L’effondrement de la vie sous nos latitudes reste largement sous le radar médiatique

Publié le par Jean-Louis Schmitt

Selon une étude publiée fin octobre, la biomasse d’arthropodes a chuté de 67 % au cours de la dernière décennie, relève Stéphane Foucart, journaliste au « Monde ».

Des gendarmes (Pyrrhocoris apterus) dans la réserve naturelle de Prioksko-Terrasny, le 12 juillet à Serpukhov, Russie. Photo : Yuri Kadobnov/AFP

 

La probabilité est forte que l’information la plus importante de la semaine écoulée vous ait échappé. On cherche en vain sa trace dans la conversation publique : elle en est complètement absente. Et pour cause, en France, à peu près aucun média, ni audiovisuel, ni imprimé, ni électronique, n’en a rendu compte (à l’exception du Monde). Elle a pourtant été publiée dans l’édition du 31 octobre de la revue Nature, la plus prestigieuse des revues scientifiques, mais l’attention médiatique était alors, semble-t-il, ailleurs.

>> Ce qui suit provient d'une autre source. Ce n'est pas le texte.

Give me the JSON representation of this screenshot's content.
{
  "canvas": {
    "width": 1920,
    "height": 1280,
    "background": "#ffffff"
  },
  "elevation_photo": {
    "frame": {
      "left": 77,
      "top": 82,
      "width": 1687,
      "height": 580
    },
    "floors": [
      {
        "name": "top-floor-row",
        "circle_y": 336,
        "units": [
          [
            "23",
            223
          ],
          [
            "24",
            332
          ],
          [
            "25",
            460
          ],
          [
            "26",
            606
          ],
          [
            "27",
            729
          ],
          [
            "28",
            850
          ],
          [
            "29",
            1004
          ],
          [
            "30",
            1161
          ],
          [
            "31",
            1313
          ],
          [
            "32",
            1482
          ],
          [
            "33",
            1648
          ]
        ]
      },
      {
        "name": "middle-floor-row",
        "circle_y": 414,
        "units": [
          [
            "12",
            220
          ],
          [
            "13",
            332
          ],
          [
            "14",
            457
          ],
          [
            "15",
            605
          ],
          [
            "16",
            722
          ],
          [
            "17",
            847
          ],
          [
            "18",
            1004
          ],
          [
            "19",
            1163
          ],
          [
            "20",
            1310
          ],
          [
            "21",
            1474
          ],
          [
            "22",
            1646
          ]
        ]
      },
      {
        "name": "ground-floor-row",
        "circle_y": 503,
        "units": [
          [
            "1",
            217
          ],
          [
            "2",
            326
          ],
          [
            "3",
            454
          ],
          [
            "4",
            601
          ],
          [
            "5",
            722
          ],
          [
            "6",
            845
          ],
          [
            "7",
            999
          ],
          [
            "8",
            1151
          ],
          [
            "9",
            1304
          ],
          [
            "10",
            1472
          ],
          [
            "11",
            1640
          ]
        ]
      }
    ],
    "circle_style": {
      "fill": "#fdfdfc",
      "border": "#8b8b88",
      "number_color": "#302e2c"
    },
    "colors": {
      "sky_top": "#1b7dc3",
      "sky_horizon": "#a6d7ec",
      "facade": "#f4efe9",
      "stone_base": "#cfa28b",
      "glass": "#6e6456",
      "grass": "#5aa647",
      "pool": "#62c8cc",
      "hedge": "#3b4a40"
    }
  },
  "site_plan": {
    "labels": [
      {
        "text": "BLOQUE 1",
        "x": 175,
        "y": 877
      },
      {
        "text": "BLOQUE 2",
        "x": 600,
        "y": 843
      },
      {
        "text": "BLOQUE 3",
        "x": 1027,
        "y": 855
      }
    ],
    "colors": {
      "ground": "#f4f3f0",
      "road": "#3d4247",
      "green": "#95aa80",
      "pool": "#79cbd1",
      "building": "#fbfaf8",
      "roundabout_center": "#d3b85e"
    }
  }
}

La revue britannique publiait ce jour-là l’étude la plus ambitieuse et la plus précise conduite à ce jour sur le déclin des insectes (et des arthropodes en général) ; elle montre, au-delà du doute raisonnable, que le crash en cours des populations d’invertébrés terrestres est plus rapide encore que les estimations publiées jusqu’à présent. Ses résultats sont à vous glacer le sang.

Les auteurs – une vingtaine de chercheurs appartenant à une dizaine d’institutions scientifiques d’Allemagne, de Suisse et d’Autriche – ont analysé l’évolution des captures d’arthropodes sur 300 sites (en prairie ou en forêt) de trois régions allemandes, entre 2008 et 2017.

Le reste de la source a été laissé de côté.